When the dad comes home from work, he and the boys play outside for about an hour, and over the weeks we’ve been here, a change is occurring. The older boy was the main play pal for his dad, but now the baby is walking and running, and it seems that dad is bonding a little bit better with the baby.
He and the baby will be crawling around in the ivy and laughing while the five-year-old stays separate and gets dramatic about falling or tripping or something. You can see the dad’s frustration at being called back constantly to attend to the older boy’s difficulties, and you can see that the older boy is trying to get his father back on his side, but he’s going about it all wrong.
Today, I heard someone yell loudly in a very mean way, “What do you think you’re DOING! You don’t take his toys! Get inside!” It sounded like an 11 or 12-year-old girl who was babysitting and hating it. But today’s a school day, so I looked outside, and it was the boys’ mom! I’ve never heard her yell like that, so it sounds as if the tension is increasing between the boys, even when Dad isn’t in the picture. Whoops.
This is a story that occurs every day, but how could it be different? Clearly, the older boy is feeling jealousy, envy, anger, anxiety, and grief. And he’s acting from all or most of them without any direction.
He’s a mess. But each of his emotions is true. He is losing his place in his most important love relationships (jealousy). He is losing his access to status and material possessions (envy). He is losing his old sense of self and his place in his world (anger). He doesn’t know what bad thing will come next (anxiety). And he is experiencing a serious loss (grief). It’s all true.
So how does a parent or a teacher help? First, of course, is to accept the emotions as true, even if they’re annoying. If you know what the emotions mean, you could ask the boy, “Do you sometimes feel like your parents like the baby more?” or, “Do you think the baby gets more attention than you do?” or, “Wow, when my little sister was born, I was so sad! How did you feel when your brother was born? How do you feel now?”

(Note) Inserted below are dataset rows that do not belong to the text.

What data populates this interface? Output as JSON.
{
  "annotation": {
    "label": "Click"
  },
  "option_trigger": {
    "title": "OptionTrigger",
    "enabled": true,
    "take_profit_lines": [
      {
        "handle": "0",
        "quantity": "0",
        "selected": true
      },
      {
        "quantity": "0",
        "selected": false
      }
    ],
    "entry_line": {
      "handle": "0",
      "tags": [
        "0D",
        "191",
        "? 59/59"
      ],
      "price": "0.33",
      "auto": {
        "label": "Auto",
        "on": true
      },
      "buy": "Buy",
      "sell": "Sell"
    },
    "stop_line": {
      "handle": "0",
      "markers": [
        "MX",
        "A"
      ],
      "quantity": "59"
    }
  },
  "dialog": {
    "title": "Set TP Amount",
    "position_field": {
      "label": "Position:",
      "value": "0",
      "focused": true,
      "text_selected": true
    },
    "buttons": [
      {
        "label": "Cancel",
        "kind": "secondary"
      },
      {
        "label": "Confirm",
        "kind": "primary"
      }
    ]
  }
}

If you give a child the chance to explore his emotions in a safe place, he will learn how to manage them without other people needing to yell at him.
I know it’s hard. Every one of us as parents has gone all wild-eyed and acted like an 11-year-old babysitter who wasn’t getting paid enough. We’ve all done it, and if our emotions are working as they should, we have also felt shame for doing it. So the practice for shame is to make amends. To apologize to our children and let them into the emotional backstage of our lives — so that they’ll know that there IS an emotional backstage, and that everyone struggles.
Our boy outside, he feels alone. But he’s not alone. We all struggle with our emotions in this emotionally-confused world, and we’re only alone if we lie to people and pretend we’ve got our emotions figured out.
Everyone needs training in emotions, and everyone needs a safe place to talk about them, so let’s make a safe place and change the world, yes?
I think I’ll see if our boy wants some Legos that I’ve got in the garage. Sensitive little people often love Legos, don’t you find? And you can talk about all sorts of stuff when you’re building with Legos. Sneaky!